I knew in advance that things would be weird at this debate, symposium, whatever with William Sanders. About three years ago in my Phi Delta Kappan research column, I summarized an article critical of Sanders' value-added assessment model. Sanders visited upon me a two-hour telephone explanation-harangue of why I was wrong. He visited upon the editors a lonnnggg letter. On learning that I would be the other principal speaker, Sanders insisted that he have the last word. Otherwise, he wouldn't come. Can you accept these terms, my host at North Carolina State wanted to know. I said I could.
Sanders made a presentation which had virtually nothing to do with anything that he is known for, which is using value-added assessment (VAA) to determine which teachers are effective. I had been less than enamored with this from the beginning since his first model used off-the-shelf items from McGraw-Hill's CTBS. Wait, you're using norm-referenced test items to pass judgments on teachers? Oh, please. In this talk, though, he did not consider the background knowledge of the listeners, most of whom were teachers hearing about value-added for the first time and one could almost see the bullets of jargon zipping past their ears.
A value-added model tests students at the beginning of the year and at the end. The change in test scores over the year is the "value" that has been added. The question then becomes: how much of this added value does the teacher account for (as opposed to what is added by parents, community, etc.)?
My points were these:
VAA makes more sense than the current successive-cohorts system for determining AYP. It makes more sense to follow kids over time, although if the goal remains 100% proficiency the whole operation remains nuts.
VAA is circular: it defines effective teachers as those who raise test scores, then uses test score gains to determine who's an effective teacher.
Aside from Sanders, those working in VAA (Henry Braun, Howard Wainer, Dan McCaffrey, Dale Ballou, J. R. Lockwood, Haggai Kupermintz, from all of whom I had quotes) acknowledge that it cannot permit causal inferences about individual teachers. At best, it is a beginning step to identify teachers who might need additional professional development.

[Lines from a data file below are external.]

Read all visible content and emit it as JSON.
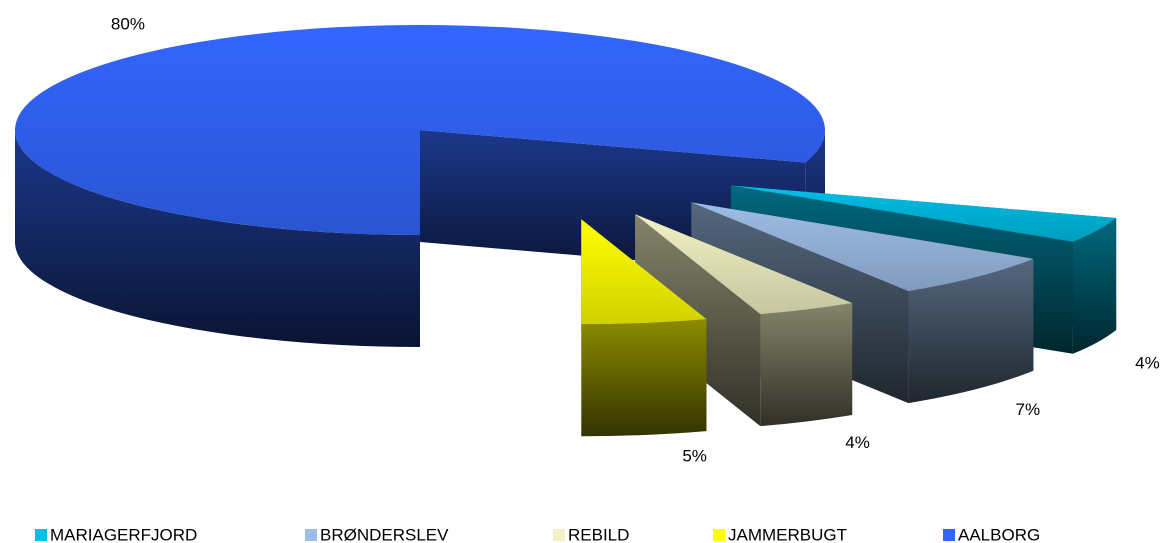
{
  "chart_data": {
    "type": "pie3d",
    "categories": [
      "MARIAGERFJORD",
      "BRØNDERSLEV",
      "REBILD",
      "JAMMERBUGT",
      "AALBORG"
    ],
    "values": [
      4,
      7,
      4,
      5,
      80
    ],
    "value_labels": [
      "4%",
      "7%",
      "4%",
      "5%",
      "80%"
    ],
    "colors": [
      "#00bfe6",
      "#9dbde6",
      "#f2f2c4",
      "#ffff00",
      "#3366ff"
    ],
    "legend": "bottom"
  }
}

It is regressive in that it reinforces the idea that schools have teachers in boxes with 25 kids. Sanders claims his technique can deal with team-taught classes, but even if that is true, and he offered no data, it misses the dynamic of schools. As Kupermintz put it, "The TVAAS model represents teacher effects as independent, additive and linear. Educational communities that value collaborations, team teaching, interdisciplinary curricula and promote student autonomy and active participation may find [it of little use]. It regards teachers as independent actors and students as passive recipients of teacher 'effects'..." In fact, as class size gets smaller, the TVAAS makes it harder for a teacher to look outstanding or ineffectual.
Sanders' model improperly assumes that educational tests form equal-interval scales, but they do not and no amount of finagling with item response theory will fix that. On a thermometer, a true equal interval scale, the amount of heat needed to go from 10 degrees to 11 is the same as that needed to go from 110 to 111. On a test, it might require very different amounts of "achievement" to get from one point to another on different parts of the scale. Sanders believes that using NCE's cures this (ha). It presumes that the teacher "effect" persists -- like a diamond, it lasts undiminished forever. I'd like to run that by a few cognitive psychologists. It presumes that academic achievement is unidimensional.
And, perhaps most crucially, it presumes that students and teachers are randomly assigned to classes and overlooks that they are not. Many people choose a school by choosing where to live and within districts they sometimes choose a school other than the neighborhood school. Teachers with seniority get to choose what school or what classes they teach. They don't usually choose hard-to-teach kids. And parents exert pressure--here, parents kill to get their kids into Pat Welsh's high school writing classes. Big changes in test scores might well reflect these deviations from randomness as much as anything teachers do in their classrooms. Value-added models typically act as if this isn't important. It is.
Worst, even ignoring its failures, value-added might not give stable results. An article by J. R. Lockwood and others in the Spring, 2007 issue of the Journal of Educational Measurement finds that, using a test that tests mathematical procedures, they could generate a list of effective teachers. Using a test of math problem solving they could generate a list of effective teachers. But they weren't the same lists!
Value-added is currently being oversold. At the Battelle for Children website, one read, "Combining value-added analysis and improved high school assessments will lead to improved high school graduation rates, increased rigor in academic content, high college going rates less college remediation and increased teacher accountability." And how many validity studies support these assertions?
Sanders' 15 minutes of last word was a rambling, illogical lecture of the type a father might visit on a prodigal. The sponsors were embarrassed, the audience was pissed. At the reception that followed, for a while Sanders sorta took over a group I was talking with and I concluded that Sanders has an extremely limited yet extremely rigid idea of how schools work (his doctorate is in biostatistics and he worked with the Atomic Energy Commission and in agriculture until the late 80's), rejects any conclusion counter to his own and, in spite of his age, somewhere around 75, is as defensive as any novice.